Kessler bereitet sich auf seine Interviews mit vertauschten Rollen ausgiebig vor. Diesmal fährt er nach Bergisch Gladbach. "Es nagt an ihm, dass er nicht Minister wurde", erzählt sein alter Freund Wolfgang Unrau über den CDU-Politiker. Und dass er viel ernster geworden sei, seit er von seiner Krebserkrankung erfahren hat. "Wie er damit umgeht, ich könnte das nicht." Kessler trifft auch Bosbachs Mutter Else. Sie zeigt ihm die 30 Ordner mit Zeitungsartikeln - alle über ihren Sohn. Und sie erinnert sich an ihn als Kind: "Sehr unruhig", sei er gewesen. "Er brauchte Action."

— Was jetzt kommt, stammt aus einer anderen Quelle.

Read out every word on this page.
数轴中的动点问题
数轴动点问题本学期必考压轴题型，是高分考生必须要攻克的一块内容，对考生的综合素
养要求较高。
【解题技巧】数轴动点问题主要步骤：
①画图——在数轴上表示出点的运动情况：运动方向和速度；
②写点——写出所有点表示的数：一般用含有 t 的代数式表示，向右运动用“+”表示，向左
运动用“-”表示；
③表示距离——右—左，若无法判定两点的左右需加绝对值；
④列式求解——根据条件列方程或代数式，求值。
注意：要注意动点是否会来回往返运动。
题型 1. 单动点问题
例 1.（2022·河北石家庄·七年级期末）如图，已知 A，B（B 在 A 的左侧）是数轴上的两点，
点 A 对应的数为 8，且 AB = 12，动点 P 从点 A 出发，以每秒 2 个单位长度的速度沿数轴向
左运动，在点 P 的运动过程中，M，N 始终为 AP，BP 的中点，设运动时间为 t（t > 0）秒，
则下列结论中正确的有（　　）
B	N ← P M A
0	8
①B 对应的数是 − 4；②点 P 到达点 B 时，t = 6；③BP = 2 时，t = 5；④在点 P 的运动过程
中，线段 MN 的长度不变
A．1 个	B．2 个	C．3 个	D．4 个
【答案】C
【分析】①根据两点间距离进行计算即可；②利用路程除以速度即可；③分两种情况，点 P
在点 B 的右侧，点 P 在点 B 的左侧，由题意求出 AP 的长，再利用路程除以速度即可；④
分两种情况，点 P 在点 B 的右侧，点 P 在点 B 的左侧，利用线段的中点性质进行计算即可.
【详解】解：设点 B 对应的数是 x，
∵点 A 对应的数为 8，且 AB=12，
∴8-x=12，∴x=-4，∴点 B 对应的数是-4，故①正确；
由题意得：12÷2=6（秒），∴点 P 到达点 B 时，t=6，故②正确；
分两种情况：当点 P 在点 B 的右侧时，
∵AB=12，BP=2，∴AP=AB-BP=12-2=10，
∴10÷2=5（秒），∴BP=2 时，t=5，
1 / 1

Bosbach sagt, er rechne wegen seiner Krebserkrankung nicht mehr in Jahren, sondern in kürzeren Zeiträumen. Und er frage sich schon: "Warum lässt der liebe Gott das zu?" Beantworten könne er das nicht. Und dennoch: "Das Allermeiste in meinem Leben würde ich unter Glück subsumieren."

Als die beiden sich dann gegenübersitzen, Kessler als Wolfgang Bosbach, haben die Zuschauer schon viel über den Politiker erfahren. "Warum willst du nicht noch einmal kandidieren?", fragt Bosbach nun sein Gegenüber. "Ich fahre seit 30 Jahren auf der Überholspur, ich hätte längst loslassen müssen", sagt Kessler in der Bosbach-Rolle. Und was wird er nach dem Ausscheiden aus dem Bundestag vermissen? "Nicht vermissen werde ich die Auseinandersetzung mit meiner eigenen Partei", sagt Kessler. Da muss der echte Bosbach lachen - das hätte er sicher selbst genauso gesagt.